Computing $\phi(x, i)$ individually for all $i \in [0, a]$ would be far too slow. However, by taking
advantage of the recursive nature of the main formula $\phi(x, a) = \phi(x, a - 1) - \phi(x / \mathrm{prime}_a, a - 1)$,
we can actually generate a lookup table of $\phi(x, i)$ results for $i \in [0, a]$ in the same
amount of time it takes to compute $\phi(x, a)$. We first compute $\phi(x, 0)$, next we compute
$\phi(x, 1)$ and reuse the $\phi(x, 0)$ result we have computed previously. Then we compute
$\phi(x, 2)$ and reuse our previous $\phi(x, 1)$ result and so forth. The code below shows how
this algorithm can be implemented using a simple for loop.
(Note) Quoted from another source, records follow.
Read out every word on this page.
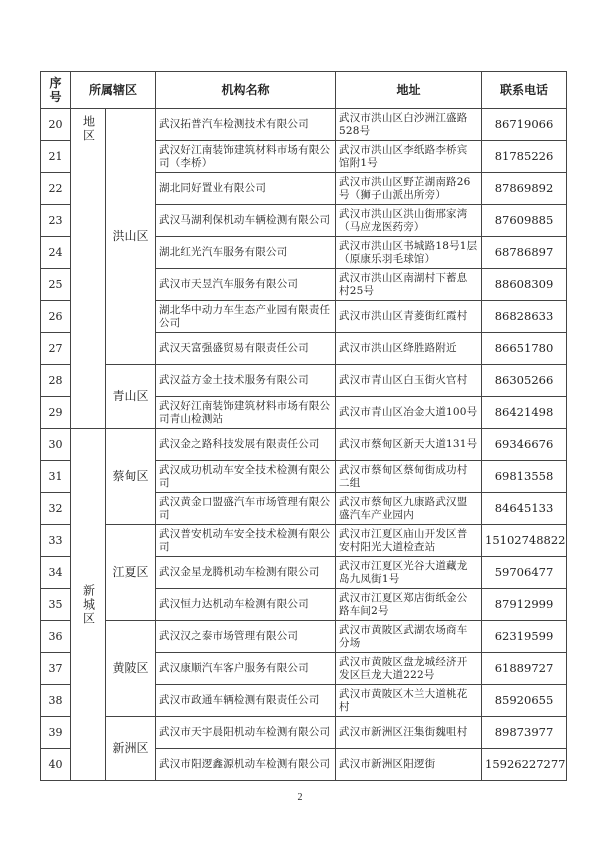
序号	所属辖区		机构名称	地址	联系电话
20	地区	洪山区	武汉拓普汽车检测技术有限公司	武汉市洪山区白沙洲江盛路528号	86719066
21			武汉好江南装饰建筑材料市场有限公司（李桥）	武汉市洪山区李纸路李桥宾馆附1号	81785226
22			湖北同好置业有限公司	武汉市洪山区野芷湖南路26号（狮子山派出所旁）	87869892
23			武汉马湖利保机动车辆检测有限公司	武汉市洪山区洪山街邢家湾（马应龙医药旁）	87609885
24			湖北红光汽车服务有限公司	武汉市洪山区书城路18号1层（原康乐羽毛球馆）	68786897
25			武汉市天昱汽车服务有限公司	武汉市洪山区南湖村下蓄息村25号	88608309
26			湖北华中动力车生态产业园有限责任公司	武汉市洪山区青菱街红霞村	86828633
27			武汉天富强盛贸易有限责任公司	武汉市洪山区绛胜路附近	86651780
28		青山区	武汉益方金土技术服务有限公司	武汉市青山区白玉街火官村	86305266
29			武汉好江南装饰建筑材料市场有限公司青山检测站	武汉市青山区冶金大道100号	86421498
30	新城区	蔡甸区	武汉金之路科技发展有限责任公司	武汉市蔡甸区新天大道131号	69346676
31			武汉成功机动车安全技术检测有限公司	武汉市蔡甸区蔡甸街成功村二组	69813558
32			武汉黄金口盟盛汽车市场管理有限公司	武汉市蔡甸区九康路武汉盟盛汽车产业园内	84645133
33		江夏区	武汉普安机动车安全技术检测有限公司	武汉市江夏区庙山开发区普安村阳光大道检查站	15102748822
34			武汉金星龙腾机动车检测有限公司	武汉市江夏区光谷大道藏龙岛九凤街1号	59706477
35			武汉恒力达机动车检测有限公司	武汉市江夏区郑店街纸金公路车间2号	87912999
36		黄陂区	武汉汉之泰市场管理有限公司	武汉市黄陂区武湖农场商车分场	62319599
37			武汉康顺汽车客户服务有限公司	武汉市黄陂区盘龙城经济开发区巨龙大道222号	61889727
38			武汉市政通车辆检测有限责任公司	武汉市黄陂区木兰大道桃花村	85920655
39		新洲区	武汉市天宇晨阳机动车检测有限公司	武汉市新洲区汪集街魏咀村	89873977
40			武汉市阳逻鑫源机动车检测有限公司	武汉市新洲区阳逻街	15926227277
2
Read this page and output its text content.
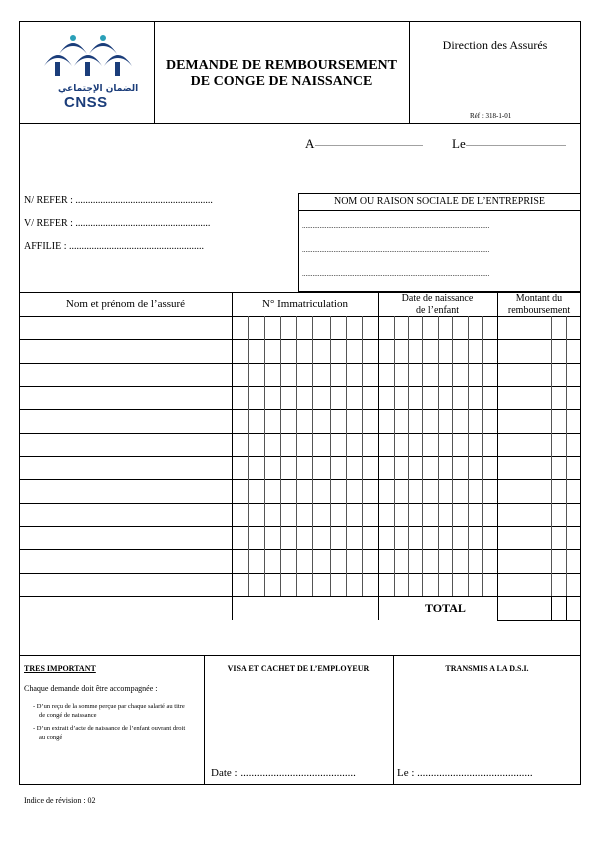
الضمان الإجتماعي
CNSS
DEMANDE DE REMBOURSEMENT
DE CONGE DE NAISSANCE
Direction des Assurés
Réf : 318-1-01
A ...................................................... Le ..................................................
N/ REFER : .......................................................
V/ REFER : ......................................................
AFFILIE : ......................................................
NOM OU RAISON SOCIALE DE L’ENTREPRISE
...........................................................................................................
...........................................................................................................
...........................................................................................................
Nom et prénom de l’assuré	N° Immatriculation	Date de naissance
de l’enfant
Montant du
remboursement
TOTAL
TRES IMPORTANT
Chaque demande doit être accompagnée :
- D’un reçu de la somme perçue par chaque salarié au titre
de congé de naissance
- D’un extrait d’acte de naissance de l’enfant ouvrant droit
au congé
VISA ET CACHET DE L’EMPLOYEUR
Date : ..........................................
TRANSMIS A LA D.S.I.
Le : ..........................................
Indice de révision : 02
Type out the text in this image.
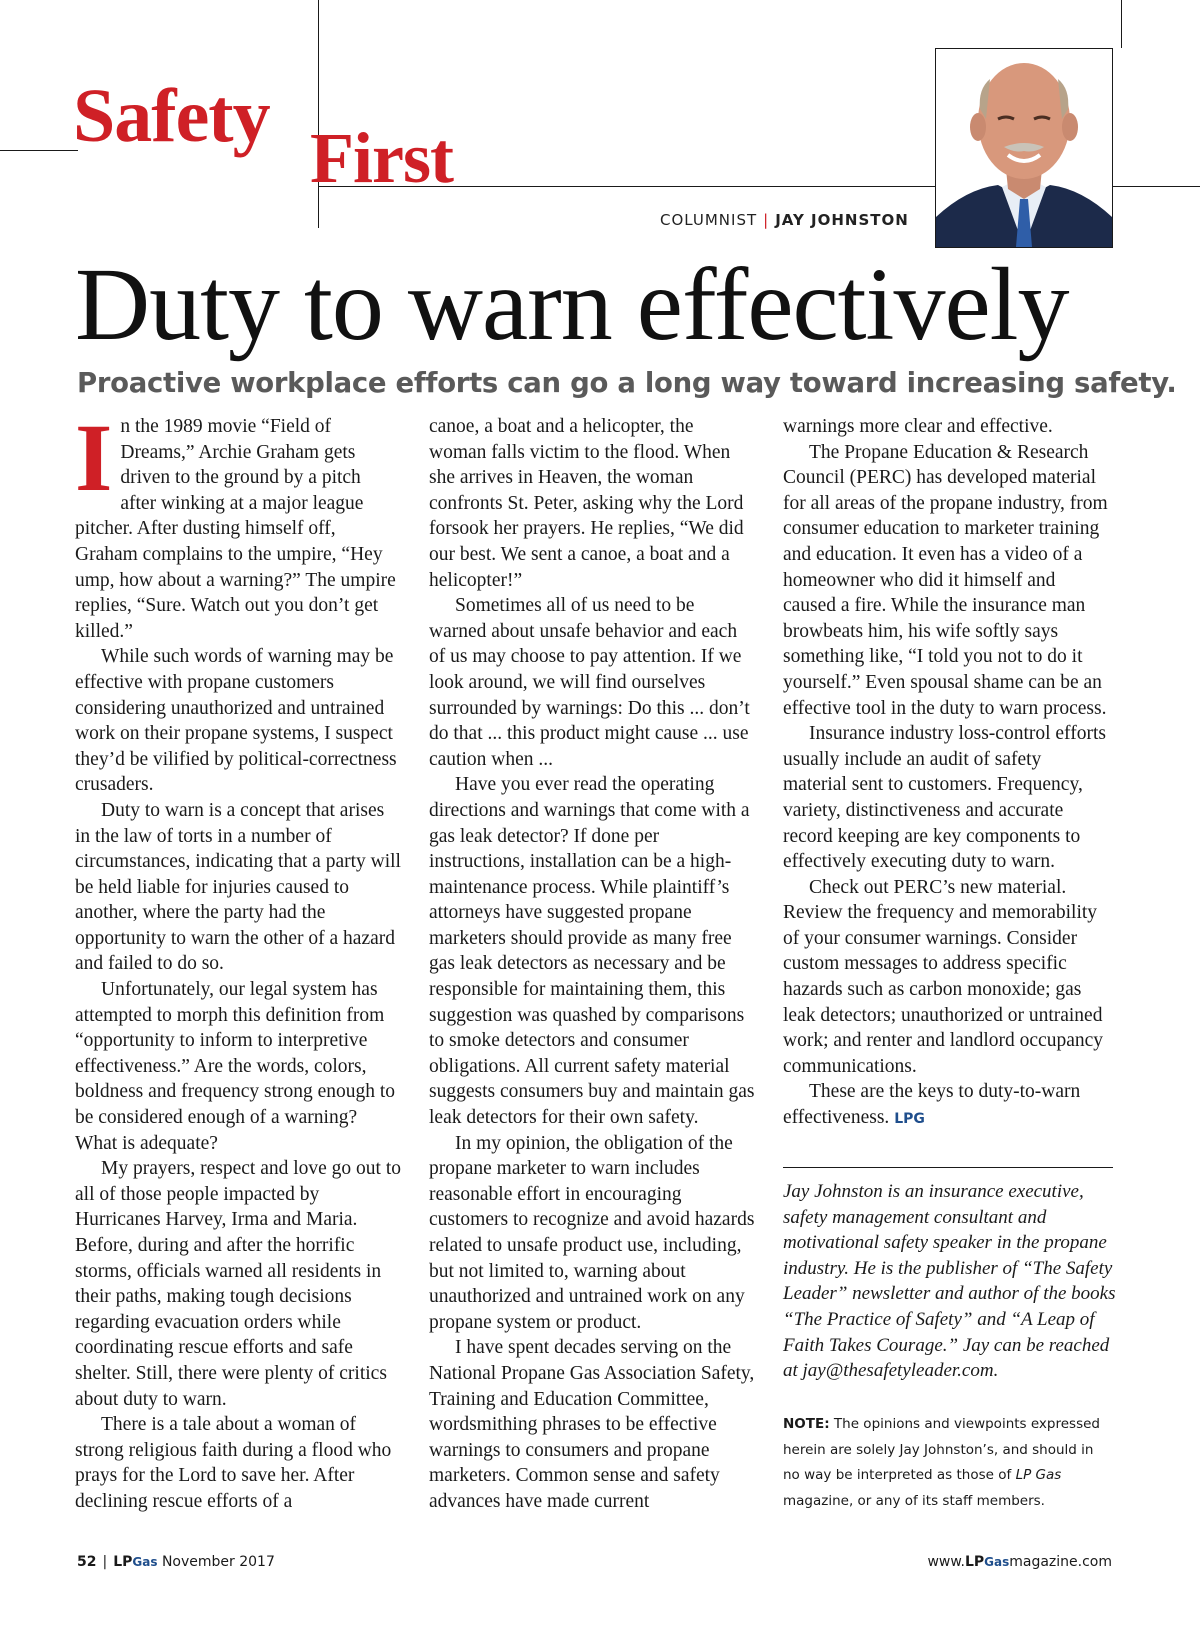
Safety First
COLUMNIST | JAY JOHNSTON
Duty to warn effectively
Proactive workplace efforts can go a long way toward increasing safety.

In the 1989 movie “Field of Dreams,” Archie Graham gets driven to the ground by a pitch after winking at a major league pitcher. After dusting himself off, Graham complains to the umpire, “Hey ump, how about a warning?” The umpire replies, “Sure. Watch out you don’t get killed.”

While such words of warning may be effective with propane customers considering unauthorized and untrained work on their propane systems, I suspect they’d be vilified by political-correctness crusaders.

Duty to warn is a concept that arises in the law of torts in a number of circumstances, indicating that a party will be held liable for injuries caused to another, where the party had the opportunity to warn the other of a hazard and failed to do so.

Unfortunately, our legal system has attempted to morph this definition from “opportunity to inform to interpretive effectiveness.” Are the words, colors, boldness and frequency strong enough to be considered enough of a warning? What is adequate?

My prayers, respect and love go out to all of those people impacted by Hurricanes Harvey, Irma and Maria. Before, during and after the horrific storms, officials warned all residents in their paths, making tough decisions regarding evacuation orders while coordinating rescue efforts and safe shelter. Still, there were plenty of critics about duty to warn.

There is a tale about a woman of strong religious faith during a flood who prays for the Lord to save her. After declining rescue efforts of a

canoe, a boat and a helicopter, the woman falls victim to the flood. When she arrives in Heaven, the woman confronts St. Peter, asking why the Lord forsook her prayers. He replies, “We did our best. We sent a canoe, a boat and a helicopter!”

Sometimes all of us need to be warned about unsafe behavior and each of us may choose to pay attention. If we look around, we will find ourselves surrounded by warnings: Do this ... don’t do that ... this product might cause ... use caution when ...

Have you ever read the operating directions and warnings that come with a gas leak detector? If done per instructions, installation can be a high-maintenance process. While plaintiff’s attorneys have suggested propane marketers should provide as many free gas leak detectors as necessary and be responsible for maintaining them, this suggestion was quashed by comparisons to smoke detectors and consumer obligations. All current safety material suggests consumers buy and maintain gas leak detectors for their own safety.

In my opinion, the obligation of the propane marketer to warn includes reasonable effort in encouraging customers to recognize and avoid hazards related to unsafe product use, including, but not limited to, warning about unauthorized and untrained work on any propane system or product.

I have spent decades serving on the National Propane Gas Association Safety, Training and Education Committee, wordsmithing phrases to be effective warnings to consumers and propane marketers. Common sense and safety advances have made current

warnings more clear and effective.

The Propane Education & Research Council (PERC) has developed material for all areas of the propane industry, from consumer education to marketer training and education. It even has a video of a homeowner who did it himself and caused a fire. While the insurance man browbeats him, his wife softly says something like, “I told you not to do it yourself.” Even spousal shame can be an effective tool in the duty to warn process.

Insurance industry loss-control efforts usually include an audit of safety material sent to customers. Frequency, variety, distinctiveness and accurate record keeping are key components to effectively executing duty to warn.

Check out PERC’s new material. Review the frequency and memorability of your consumer warnings. Consider custom messages to address specific hazards such as carbon monoxide; gas leak detectors; unauthorized or untrained work; and renter and landlord occupancy communications.

These are the keys to duty-to-warn effectiveness. LPG

Jay Johnston is an insurance executive, safety management consultant and motivational safety speaker in the propane industry. He is the publisher of “The Safety Leader” newsletter and author of the books “The Practice of Safety” and “A Leap of Faith Takes Courage.” Jay can be reached at jay@thesafetyleader.com.

NOTE: The opinions and viewpoints expressed herein are solely Jay Johnston’s, and should in no way be interpreted as those of LP Gas magazine, or any of its staff members.

52 | LPGas November 2017	www.LPGasmagazine.com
The ```phi_recursive(x / primes[i], i - 1)```
part needs to be computed using the recursive $\phi(x, a)$ formula in conjunction with the
optimizations described in this document.

```C++
int* phi = new int[a + 1];
phi[0] = x;

// Fill an array with phi(x, i) results
for (int i = 1; i <= a; i++)
  phi[i] = phi[i-1] - phi_recursive(x / primes[i], i - 1);
```

# References

1. A. M. Legendre, Théorie des nombres, Third edition, Paris, 1830. Vol. 2, p. 65.
2. D. H. Lehmer, On the exact number of primes less than a given limit, Illinois J. Math. 3 (1959), pp. 381–388.
3. J. C. Lagarias, V. S. Miller, and A. M. Odlyzko, Computing pi(x): The Meissel-Lehmer method, Mathematics of Computation, 44 (1985), pp. 537–560.
4. M. Deleglise and J. Rivat, "Computing pi(x): The Meissel, Lehmer, Lagarias, Miller, Odlyzko Method", Mathematics of Computation, Volume 65, Number 213, 1996, pp 235–245.
5. Xavier Gourdon, Computation of pi(x) : improvements to the Meissel, Lehmer, Lagarias, Miller, Odllyzko, Deléglise and Rivat method, February 15, 2001.
6. Tomás Oliveira e Silva, Computing pi(x): the combinatorial method, Revista do DETUA, vol. 4, no. 6, March 2006, pp. 759-768.
7. R.P. Leopold, On Methods for Computing pi(x), 2007.
8. Douglas B. Staple, The combinatorial algorithm for computing pi(x), Master of Science Thesis, Dalhousie University Halifax, Nova Scotia, August 2015.